Temporalis muscle thickness predicts early relapse and short survival in primary CNS lymphoma.

Abstract

Background: Most patients with primary CNS lymphoma (PCNSL) achieve durable remission whereas a minority die in the first year. Sarcopenia is a powerful predictor of mortality in the brain and systemic cancers. Temporalis muscle thickness (TMT) is a validated radiographic measure of sarcopenia. We hypothesized that patients with thin TMT at diagnosis would have early progression and short survival.

Methods: Two blinded operators retrospectively measured TMT in 99 consecutive brain MRIs from untreated patients with PCNSL.

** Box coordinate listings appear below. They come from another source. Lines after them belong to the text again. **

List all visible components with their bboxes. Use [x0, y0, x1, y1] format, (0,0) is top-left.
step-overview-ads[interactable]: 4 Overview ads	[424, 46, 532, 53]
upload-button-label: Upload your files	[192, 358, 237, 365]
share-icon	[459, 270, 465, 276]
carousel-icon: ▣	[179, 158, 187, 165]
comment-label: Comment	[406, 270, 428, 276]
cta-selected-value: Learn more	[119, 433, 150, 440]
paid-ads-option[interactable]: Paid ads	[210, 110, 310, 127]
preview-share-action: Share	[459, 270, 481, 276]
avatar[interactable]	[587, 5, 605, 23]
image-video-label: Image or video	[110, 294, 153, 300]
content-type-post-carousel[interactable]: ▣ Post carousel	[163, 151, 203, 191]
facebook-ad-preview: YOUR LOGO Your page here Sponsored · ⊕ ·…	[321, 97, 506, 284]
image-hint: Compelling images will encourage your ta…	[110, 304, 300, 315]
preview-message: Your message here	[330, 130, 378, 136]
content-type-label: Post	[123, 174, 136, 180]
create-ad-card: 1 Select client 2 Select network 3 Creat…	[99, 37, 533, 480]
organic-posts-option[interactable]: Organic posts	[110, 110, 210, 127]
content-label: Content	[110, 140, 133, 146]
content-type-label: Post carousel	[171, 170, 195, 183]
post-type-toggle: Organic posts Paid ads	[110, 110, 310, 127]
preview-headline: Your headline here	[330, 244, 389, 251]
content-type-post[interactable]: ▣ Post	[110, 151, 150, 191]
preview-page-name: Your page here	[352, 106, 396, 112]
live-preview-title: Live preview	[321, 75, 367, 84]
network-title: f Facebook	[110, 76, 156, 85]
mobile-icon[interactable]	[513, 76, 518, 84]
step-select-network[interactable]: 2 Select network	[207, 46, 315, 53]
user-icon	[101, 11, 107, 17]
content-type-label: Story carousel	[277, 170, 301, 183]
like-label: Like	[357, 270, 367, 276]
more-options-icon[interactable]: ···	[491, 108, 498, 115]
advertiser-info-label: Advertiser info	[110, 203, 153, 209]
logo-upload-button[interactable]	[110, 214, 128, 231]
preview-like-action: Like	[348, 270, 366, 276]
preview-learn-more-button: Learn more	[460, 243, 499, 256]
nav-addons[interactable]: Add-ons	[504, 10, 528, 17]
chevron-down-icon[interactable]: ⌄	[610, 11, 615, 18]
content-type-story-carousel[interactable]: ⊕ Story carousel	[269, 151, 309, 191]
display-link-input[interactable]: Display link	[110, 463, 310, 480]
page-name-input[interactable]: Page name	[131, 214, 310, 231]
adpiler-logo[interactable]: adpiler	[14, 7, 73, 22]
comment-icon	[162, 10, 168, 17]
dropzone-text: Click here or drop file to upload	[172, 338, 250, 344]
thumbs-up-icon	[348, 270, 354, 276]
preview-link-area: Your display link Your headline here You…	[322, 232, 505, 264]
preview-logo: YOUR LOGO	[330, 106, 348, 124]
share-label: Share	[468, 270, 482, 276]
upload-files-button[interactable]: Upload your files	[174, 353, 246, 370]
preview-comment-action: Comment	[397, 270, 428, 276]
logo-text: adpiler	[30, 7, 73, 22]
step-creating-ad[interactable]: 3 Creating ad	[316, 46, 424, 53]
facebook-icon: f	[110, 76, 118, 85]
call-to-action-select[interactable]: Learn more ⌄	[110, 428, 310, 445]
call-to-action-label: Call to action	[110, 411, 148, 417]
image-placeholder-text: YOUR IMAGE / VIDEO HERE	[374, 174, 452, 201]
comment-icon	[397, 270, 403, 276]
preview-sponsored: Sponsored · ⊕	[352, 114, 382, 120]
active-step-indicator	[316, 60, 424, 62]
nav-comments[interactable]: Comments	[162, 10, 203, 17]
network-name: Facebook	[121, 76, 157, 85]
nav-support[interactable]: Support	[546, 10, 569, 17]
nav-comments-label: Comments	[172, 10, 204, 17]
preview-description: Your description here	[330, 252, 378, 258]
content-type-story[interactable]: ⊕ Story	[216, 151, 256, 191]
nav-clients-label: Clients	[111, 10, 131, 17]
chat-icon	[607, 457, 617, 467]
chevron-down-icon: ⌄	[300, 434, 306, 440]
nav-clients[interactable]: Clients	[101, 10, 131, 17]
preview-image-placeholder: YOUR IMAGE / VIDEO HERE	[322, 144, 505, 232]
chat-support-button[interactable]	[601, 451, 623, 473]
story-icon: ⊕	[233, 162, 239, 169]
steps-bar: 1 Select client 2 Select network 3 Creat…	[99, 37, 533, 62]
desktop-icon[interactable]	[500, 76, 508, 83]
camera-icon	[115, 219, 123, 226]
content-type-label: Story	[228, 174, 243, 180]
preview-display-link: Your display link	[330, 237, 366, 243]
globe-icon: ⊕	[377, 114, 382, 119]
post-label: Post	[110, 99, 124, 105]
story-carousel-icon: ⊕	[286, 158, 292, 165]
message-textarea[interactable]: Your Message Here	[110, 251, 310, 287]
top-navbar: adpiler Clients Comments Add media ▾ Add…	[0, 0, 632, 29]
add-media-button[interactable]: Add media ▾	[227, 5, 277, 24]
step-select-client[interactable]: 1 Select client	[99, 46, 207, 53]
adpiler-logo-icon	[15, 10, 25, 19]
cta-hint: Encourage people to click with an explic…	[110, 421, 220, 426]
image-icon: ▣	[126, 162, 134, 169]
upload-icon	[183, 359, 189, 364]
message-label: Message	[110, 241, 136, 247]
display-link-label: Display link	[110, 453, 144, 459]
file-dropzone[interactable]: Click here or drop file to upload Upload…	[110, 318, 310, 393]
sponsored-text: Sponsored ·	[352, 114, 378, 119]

Results: We generated a receiver operator characteristic curve and chose a single threshold defining thin TMT in all patients as <5.65 mm, at which specificity and sensitivity for 1-year progression were 98.4% and 29.7% and for 1-year mortality were 97.4% and 43.5% respectively. Those with thin TMT were both more likely to progress (P < .001) and had higher rates of mortality (P < .001). These effects were independent of the effect of age, sex, and Eastern Cooperative Oncology Group performance status in a cox regression. Memorial Sloan Kettering Cancer Center score did not predict progression-free survival or overall survival as well as TMT. Patients with thin TMT received fewer cycles of high-dose methotrexate and were less likely to receive consolidation but neither variable could be included in the Cox regression due to violation of the proportional hazards assumption.

Conclusions: We conclude that PCNSL patients with thin TMT are at high risk for early relapse and short survival. Future trials should stratify patients by TMT to avoid confounding.